[II.
UN CARACTÈRE DE MARIN.]
Un jeune officier de marine de nos amis était parvenu, dans les ports de mer que notre navire fréquentait depuis quelques années, à acquérir la réputation d'homme à bonnes fortunes, sans que rien d'extraordinaire en lui justifiât complètement à nos yeux les succès qu'il obtenait auprès de presque toutes les femmes. Sainte-Elie, c'était le nom de notre Faublas marin, était doué d'un caractère aimable, d'assez d'esprit, et d'une figure qui, quoique un peu commune, pouvait passer pour assez belle. Mais ces agrémens collectifs, que d'autres possédaient, au reste, à un plus haut degré que lui, ne nous semblaient pas faits pour lui valoir à peu près exclusivement les conquêtes qui nous échappaient, et quelque disposés que nous fussions à lui pardonner en bons camarades les avantages qu'il obtenait sur nous, quelquefois nous nous sentions portés à accuser le beau sexe, ou de trop de bienveillance en faveur de notre confrère, ou d'un peu d'injustice à notre égard. Les triomphes de Sainte-Elie enfin nous empêchaient de dormir, nous autres pauvres Thémistocles qui rêvions aussi des myrtes amoureux, et qui nous trouvions réduits à glaner sur les traces de notre heureux émule.
Un jour que, seul avec ce conquérant fameux, j'avais amené à dessein la conversation sur le chapitre des femmes, je me hasardai à demander à notre vainqueur le moyen qu'il avait employé jusque-là si heureusement pour soumettre à ses lois les beautés les plus rebelles. En ce temps-là, comme on sait, le langage métaphorique était encore de mode, et ma question se ressentait un peu, ainsi qu'on le voit, du beau style classique de l'époque.
Mon ami me répondit: Autant que je puis te comprendre, tu veux me demander comment je m'y prends pour obtenir quelques succès auprès des femmes?
—Oui, lui dis-je; tu as parfaitement deviné mon intention.
—Eh bien! je vais t'expliquer ma méthode, et avec d'autant plus de facilité, que ma manière d'agir avec les belles tient à un système fondé sur les petites observations que j'ai eu occasion de faire dans le monde.
Je prêtai l'attention la plus vive à la révélation que se préparait à me faire Sainte-Elie. C'étaient les mystères du tabernacle qu'il allait dévoiler aux regards étonnés d'un néophyte.
Il continua:
—J'ai cru observer, depuis le jour où, pour la première fois, je me suis trouvé lancé dans ce qu'on appelle la société, que les femmes en général se laissaient beaucoup moins séduire par les qualités supérieures qu'elles rencontrent en nous, que par les dehors bizarres qu'elles remarquent dans quelques-unes des individualités de notre espèce.
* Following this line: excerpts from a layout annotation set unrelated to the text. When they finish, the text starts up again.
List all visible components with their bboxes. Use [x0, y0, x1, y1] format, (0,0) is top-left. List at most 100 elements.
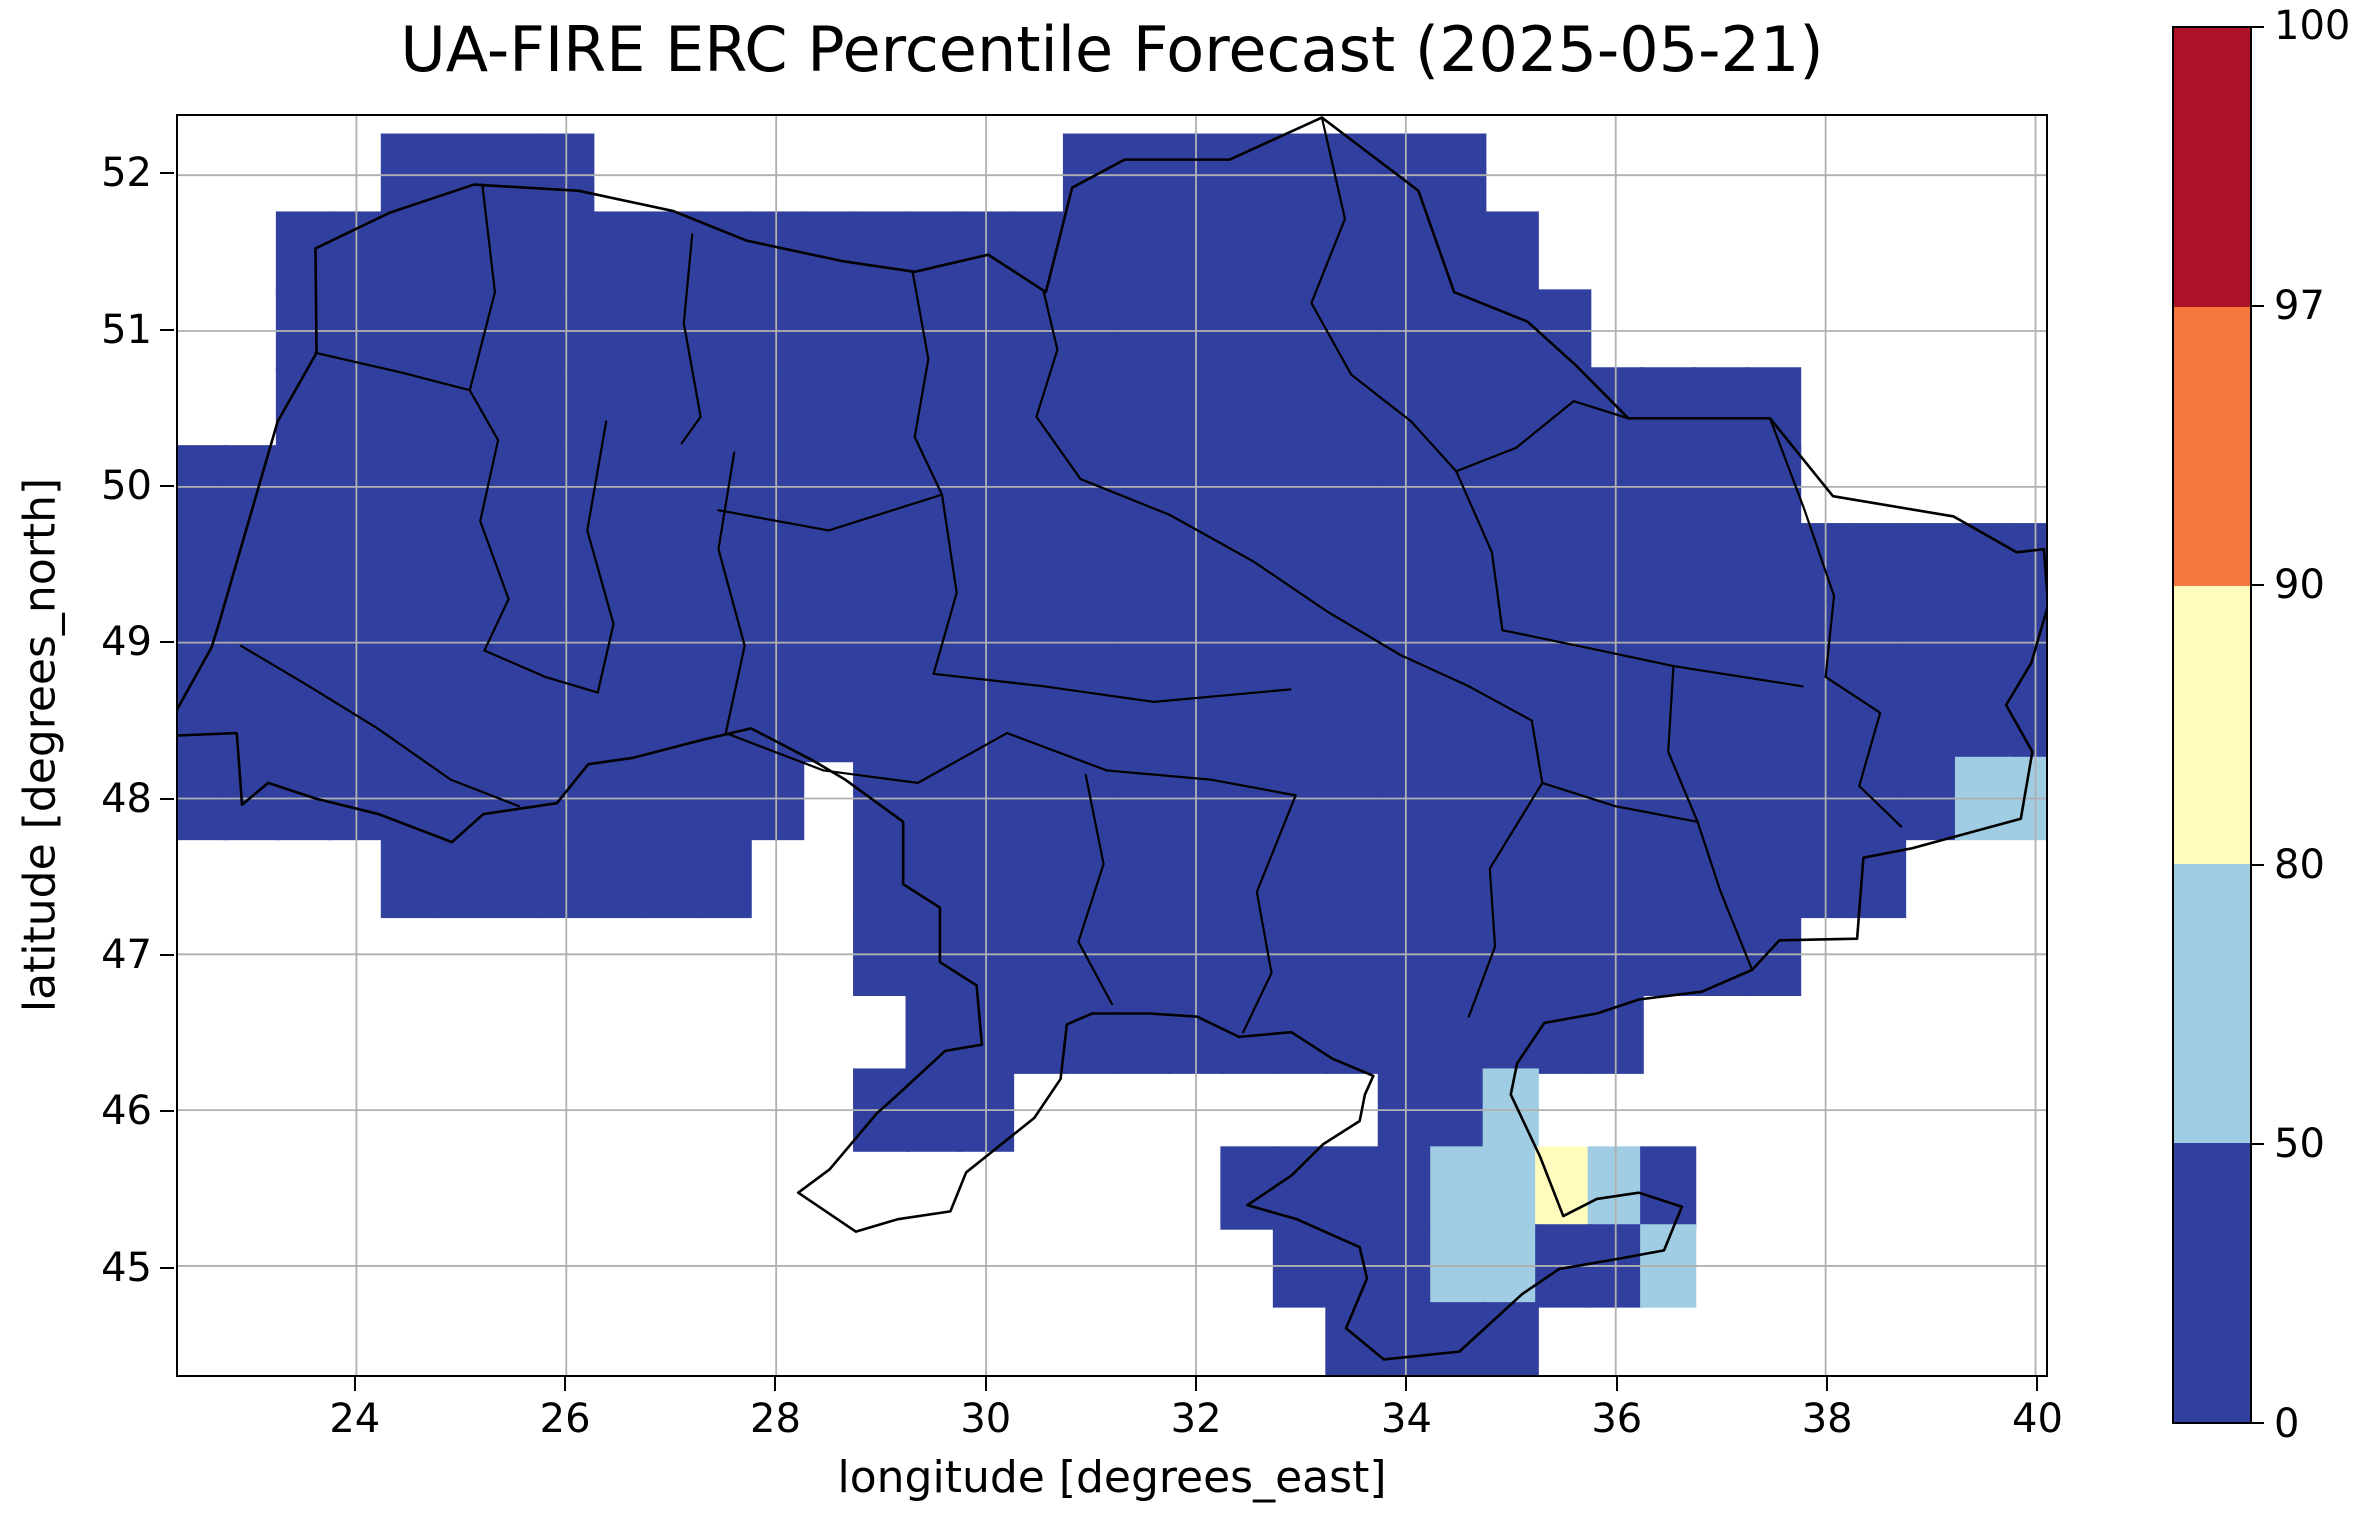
map-cell: [800, 523, 857, 607]
map-cell: [433, 211, 490, 295]
map-svg: [178, 116, 2046, 1375]
map-cell: [1902, 678, 1959, 763]
map-cell: [1220, 211, 1277, 295]
x-tick-label: 34: [1381, 1396, 1432, 1442]
map-cell: [800, 678, 857, 763]
map-cell: [1220, 367, 1277, 451]
map-cell: [1482, 367, 1539, 451]
map-cell: [1062, 523, 1120, 607]
y-tick-mark: [160, 1110, 174, 1113]
oblast-boundary: [1469, 783, 1542, 1017]
colorbar-tick-label: 100: [2274, 3, 2351, 49]
map-cell: [1482, 678, 1539, 763]
map-cell: [1482, 990, 1539, 1074]
map-cell: [853, 678, 910, 763]
colorbar-tick-label: 0: [2274, 1401, 2300, 1447]
map-cell: [1482, 1146, 1539, 1230]
x-tick-mark: [564, 1377, 567, 1391]
y-tick-mark: [160, 172, 174, 175]
colorbar-tick-mark: [2252, 304, 2264, 307]
map-cell: [1272, 834, 1329, 919]
map-cell: [275, 523, 333, 607]
map-cell: [590, 523, 647, 607]
oblast-boundary: [1532, 721, 1698, 822]
colorbar-segment: [2174, 306, 2250, 586]
map-cell: [433, 834, 490, 919]
map-cell: [1010, 834, 1067, 919]
x-tick-mark: [1615, 1377, 1618, 1391]
map-cell: [380, 834, 437, 919]
oblast-boundary: [1036, 292, 1080, 479]
map-cell: [590, 367, 647, 451]
map-cell: [1535, 523, 1592, 607]
colorbar-tick-label: 50: [2274, 1121, 2325, 1168]
oblast-boundary: [1351, 375, 1456, 472]
y-tick-label: 51: [101, 306, 152, 353]
map-cell: [1640, 523, 1697, 607]
map-cell: [643, 523, 700, 607]
map-cell: [1325, 211, 1382, 295]
colorbar-tick-mark: [2252, 863, 2264, 866]
chart-title: UA-FIRE ERC Percentile Forecast (2025-05…: [400, 13, 1824, 86]
x-tick-mark: [984, 1377, 987, 1391]
colorbar-tick-mark: [2252, 26, 2264, 28]
map-cell: [1115, 211, 1172, 295]
y-tick-label: 49: [101, 619, 152, 666]
oblast-boundary: [726, 733, 1007, 783]
oblast-boundary: [1456, 401, 1628, 471]
oblast-boundary: [315, 353, 469, 390]
y-tick-mark: [160, 1266, 174, 1269]
map-cell: [590, 678, 647, 763]
x-tick-mark: [1405, 1377, 1408, 1391]
map-cell: [1482, 211, 1539, 295]
map-cell: [853, 367, 910, 451]
colorbar-segment: [2174, 1143, 2250, 1422]
colorbar: [2172, 26, 2252, 1424]
map-cell: [800, 367, 857, 451]
x-tick-label: 32: [1170, 1396, 1222, 1442]
map-cell: [1062, 990, 1120, 1074]
map-cell: [1692, 523, 1749, 607]
y-tick-mark: [160, 797, 174, 800]
map-cell: [1325, 1146, 1382, 1230]
map-cell: [1115, 367, 1172, 451]
oblast-boundary: [913, 272, 942, 495]
oblast-boundary: [718, 453, 744, 733]
map-cell: [695, 834, 752, 919]
oblast-boundary: [1698, 822, 1753, 970]
map-cell: [1220, 523, 1277, 607]
map-cell: [1954, 678, 2012, 763]
oblast-boundary: [1668, 666, 1697, 822]
x-tick-label: 40: [2012, 1396, 2063, 1442]
colorbar-tick-mark: [2252, 1143, 2264, 1146]
map-cell: [1325, 834, 1382, 919]
map-cell: [695, 678, 752, 763]
y-tick-mark: [160, 953, 174, 956]
y-tick-label: 46: [101, 1088, 152, 1135]
map-cell: [695, 211, 752, 295]
oblast-boundary: [587, 421, 613, 692]
oblast-boundary: [470, 185, 498, 441]
oblast-boundary: [1243, 795, 1295, 1032]
country-boundary: [178, 118, 2046, 1360]
map-cell: [1430, 678, 1487, 763]
y-tick-mark: [160, 485, 174, 488]
map-cell: [853, 211, 910, 295]
map-cell: [1062, 211, 1120, 295]
map-cell: [1010, 678, 1067, 763]
x-tick-mark: [1195, 1377, 1198, 1391]
map-cell: [1482, 523, 1539, 607]
map-cell: [1272, 523, 1329, 607]
map-cell: [853, 834, 910, 919]
colorbar-tick-label: 97: [2274, 282, 2325, 329]
x-tick-mark: [353, 1377, 356, 1391]
x-tick-label: 38: [1801, 1396, 1853, 1442]
oblast-boundary: [1078, 775, 1112, 1004]
map-cell: [1640, 834, 1697, 919]
oblast-boundary: [718, 495, 942, 531]
map-cell: [1535, 834, 1592, 919]
map-cell: [1272, 1146, 1329, 1230]
map-cell: [1220, 834, 1277, 919]
y-tick-label: 45: [101, 1244, 152, 1291]
map-cell: [905, 990, 962, 1074]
Le point important pour qui veut fixer un moment la mobilité de leurs impressions, est de les frapper par quelque chose qu'elles ne trouvent pas chez tout le monde; et pour y parvenir, il faut faire en sorte de leur paraître un être à part, même au risque quelquefois de passer pour ridicule. On serait beaucoup plus sûr, selon moi, de réussir près d'elles par un défaut qui aurait son originalité, que par des vertus qu'elles seraient réduites à admirer, comme partout on admire des vertus. Cette amabilité banale que tant de gens possèdent à un si haut degré, n'est pour la plupart du temps à leurs yeux qu'une chose de mise qu'elles s'attendent à rencontrer chez tous les hommes un peu comme il faut, comme du linge blanc chez le premier venu qui se présente dans un salon. Mais réussissez, sans blesser les convenances, à avoir un ton à vous, une manière d'être qui vous soit propre, une toilette même qui se distingue par sa recherche ou son étrangeté de la foule des toilettes ordinaires, vous attirez sur vous non pas le suffrage universel des femmes, mais, ce qui vaut cent fois mieux, leur curiosité. C'est du nouveau qu'il faut sans cesse à leur frivolité qui se lasse de tout, et rien n'est plus irritant pour elles que le désir qu'elles éprouvent de connaître ce qui les surprend par des points de dissemblance avec tout ce qu'elles ont vu déjà. Hé! tiens, pour te rendre la comparaison plus sensible et mon idée plus frappante, je me servirai ici d'un exemple puisé en quelque sorte dans les choses de notre métier. En mathématiques, tu le sais bien, on procède avec les quantités connues à la recherche de la quantité inconnue. Eh bien! les femmes font, dans la science usuelle de la vie, la même chose que nous en algèbre; elles ne se servent des termes de proportion qu'elles connaissent, que pour se donner le plaisir de deviner, quoi qu'il leur en coûte, les hommes qu'elles se croient intéressées à connaître ou à déterminer. Je crois t'avoir fait comprendre ma pensée, n'est-ce pas, et maintenant tu entends bien ce que je veux dire?